Abdul Hamid II, the 34th Sultan of the Ottoman Empire, was obsessed with crime-fiction. He was particularly fond of the Sherlock Holmes series, and personally invited Arthur Conan Doyle to his palace, just to give him a present. Hamid reigned from 1876 to 1909. He rarely left Istanbul, and instead commissioned photographers to report on the progression of his empire. One day, the sultan was reading a pseudo-scientific novel, which stated that any criminal with a thumb longer than the joint of their index finger was likely to murder. Approaching the 25th year of his reign, Hamid decided to celebrate with an amnesty. He demanded all murder convicts to be photographed with their hands on show, as a way to identify whether they should be freed.
“This really excited me, but I didn’t know whether these photographs still existed,” says Cemre Yeşil Gönenli, who first read about Hamid’s penchant for photography in the work of Reşad Ekrem Koçu, a Turkish writer and historian. In the mid-20th century, Koçu began compiling the Istanbul Encyclopedia: a dictionary of tales from the Ottoman Empire. Last year, to celebrate the digitisation of this work, Turkish contemporary art institution SALT invited three artists to interpret his work.

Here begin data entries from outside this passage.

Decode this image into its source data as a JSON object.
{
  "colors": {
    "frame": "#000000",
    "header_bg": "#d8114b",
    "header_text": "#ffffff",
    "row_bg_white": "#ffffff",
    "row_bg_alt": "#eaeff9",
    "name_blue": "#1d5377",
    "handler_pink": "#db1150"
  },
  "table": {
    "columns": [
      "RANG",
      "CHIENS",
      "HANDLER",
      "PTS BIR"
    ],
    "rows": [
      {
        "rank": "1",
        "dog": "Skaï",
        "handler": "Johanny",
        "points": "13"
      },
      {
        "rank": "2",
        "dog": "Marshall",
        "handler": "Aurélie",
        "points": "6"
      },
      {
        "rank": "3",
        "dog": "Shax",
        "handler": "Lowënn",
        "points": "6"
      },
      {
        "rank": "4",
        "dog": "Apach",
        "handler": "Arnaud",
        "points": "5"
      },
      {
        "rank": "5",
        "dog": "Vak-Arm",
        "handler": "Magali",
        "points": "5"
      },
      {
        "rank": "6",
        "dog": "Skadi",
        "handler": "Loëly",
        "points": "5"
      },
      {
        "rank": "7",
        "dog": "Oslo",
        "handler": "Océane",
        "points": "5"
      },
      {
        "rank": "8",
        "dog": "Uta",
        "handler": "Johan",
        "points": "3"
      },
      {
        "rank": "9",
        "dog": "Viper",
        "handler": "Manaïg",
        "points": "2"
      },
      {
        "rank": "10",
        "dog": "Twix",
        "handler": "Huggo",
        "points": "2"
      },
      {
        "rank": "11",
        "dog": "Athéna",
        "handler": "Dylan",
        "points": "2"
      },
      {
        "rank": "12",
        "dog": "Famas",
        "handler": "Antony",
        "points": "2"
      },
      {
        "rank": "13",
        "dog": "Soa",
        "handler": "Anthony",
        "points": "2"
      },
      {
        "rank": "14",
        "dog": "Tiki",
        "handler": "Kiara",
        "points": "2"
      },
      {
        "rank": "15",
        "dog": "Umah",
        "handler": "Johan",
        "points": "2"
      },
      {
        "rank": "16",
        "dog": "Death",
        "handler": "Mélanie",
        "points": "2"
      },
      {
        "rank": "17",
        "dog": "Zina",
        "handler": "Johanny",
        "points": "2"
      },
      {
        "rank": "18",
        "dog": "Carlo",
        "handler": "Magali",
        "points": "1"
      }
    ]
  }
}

Gönenli was one of them, and went straight for the letter F, searching for an entry about photography (fotoğrafçılık in Turkish). There, she found a mention of Hamid’s photographs, which eventually led her to the rare items library at the University of Istanbul. Within his archive, she came across hundreds of photographs of prisoners, all posing identically. “I was stunned. Someone must have asked them to be photographed like this,” says Gönenli. She took copies of the images, and showed them to an expert in Hamid’s life, who revealed their true purpose.